Huntsville police asking for help to solve 9-year-old cold case
HUNTSVILLE, Ala. (WAFF) - Some five dozen files line a small room inside Huntsville Police Department, mostly unsolved homicide cases. One in particular involves a prominent business man, devoted father and worker in his church. He owned his own business, the same place where he lost his life.
To tell the story of Herbert Gray, you need to know his background, who he was, a look into his past. Gray was an active member at Lakeside United Methodist Church in Huntsville. He chaired fundraisers, was a member of the choir, a certified lay speaker and served on the Board of Trustees of Alabama A&M University. Gray was also a businessman and owner of Graytronix Corp.
The morning of July 23, 2010 a frantic call came into 911 from one of Gray’s employees saying she found her bosses body slumped over in his chair. Herbert Gray, 60-years-old, had been murdered inside that same business he owned on Lowry Street.
Huntsville police rushed to the address. Photographs from the scene nine years ago shows a blue metal building, crime scene tape draped around the property, and police cars blocking the entrance. Crime scene investigators painstakingly processing the scene taking photos and dusting for fingerprints.
That same building where Gray was found murdered now sits on the fringe of Huntsville’s entertainment district. The landscape of what once was a crime scene has changed through the years. The building sits abandoned, the once blue exterior now painted a muted tan color.
What happened inside, behind those glass doors almost a decade ago, is still very much a mystery today. Investigator Chris Hines, who’s assigned to the cold case unit, wasn’t in major crimes when Gray was killed. He’s now though the one heading up the investigation. He’s spent a lot of time studying the evidence and case notes.

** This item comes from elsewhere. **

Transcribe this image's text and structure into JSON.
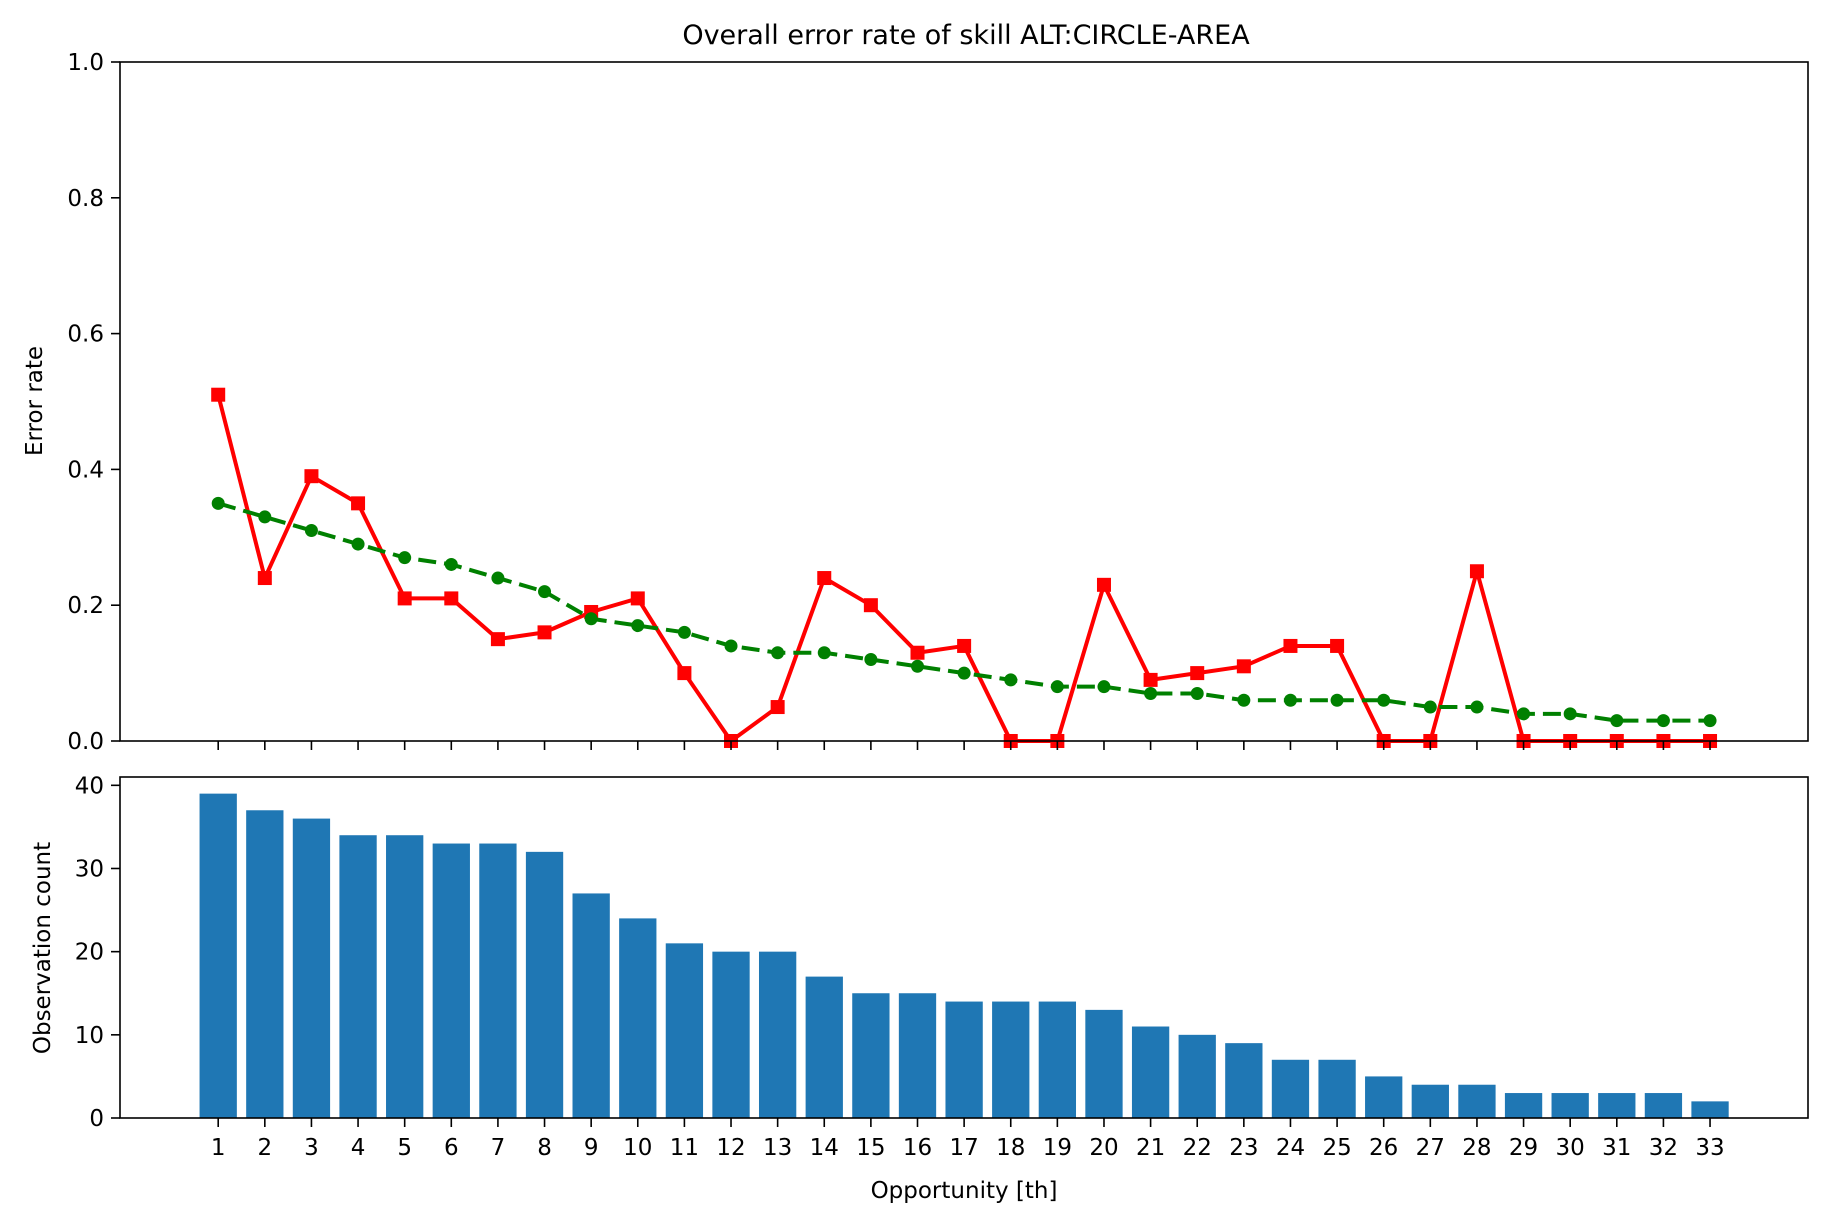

Hines says there’s been a lot of interest and some information in the case but so far “nothing’s come up to lead us to an arrest in this case."
No arrests. No new evidence but plenty of unanswered questions. Who killed Herbert Gray? Why was his car found abandoned in an ally way blocks from this business? What was the motive behind the murder?
Hines says cracking tough cases like this one takes old-fashioned police know how and help from the public, the right person with the right information.
“Just through experience somebody that was familiar with Herbert Gray. To be a good investigator you can’t just get stuck on that. You have to look at the whole realm of possibilities,” said Hines.
That one clue that can close a case and bring just to the victim of a homicide. Kim Crawford, director of the Homicide Survivors Program, works closely with families who have lost loved ones to violent deaths. Crawford says it’s heartbreaking for loved ones left behind, like Gray’s family, who can only visit their loved one buried in a cemetery.
“Time stops for them. They’ve lost something they’ll never get back,” said Crawford.
Crawford says it makes things even more difficult when their loved one’s case is unresolved. She says Herbert Gray’s family deserves closure.
“Not being able to have that sense of peace that sense of closure for a family is very difficult. There are no words to describe the emotional toll,” said Crawford.
Investigators say they want justice for every homicide case they are assigned to work but it can be especially difficult when a trail runs cold. In the case of Gray, a well-known businessman in the Huntsville community, his murder is still unresolved. Investigator Hines says he feels confident somebody out there knows something.
“It’s time to come forward. Get it off your chest. It don’t go away. It’s going to be in the back of your mind. It’s going to tug at your heart for the rest of your life,” said Hines.
If you have any information on this crime call Crime Stoppers at 256-53-CRIME. You’ll remain anonymous and you could earn a reward.
We reached out to people in Herbert Gray’s life. They are hopeful this case will be solved and justice will be served.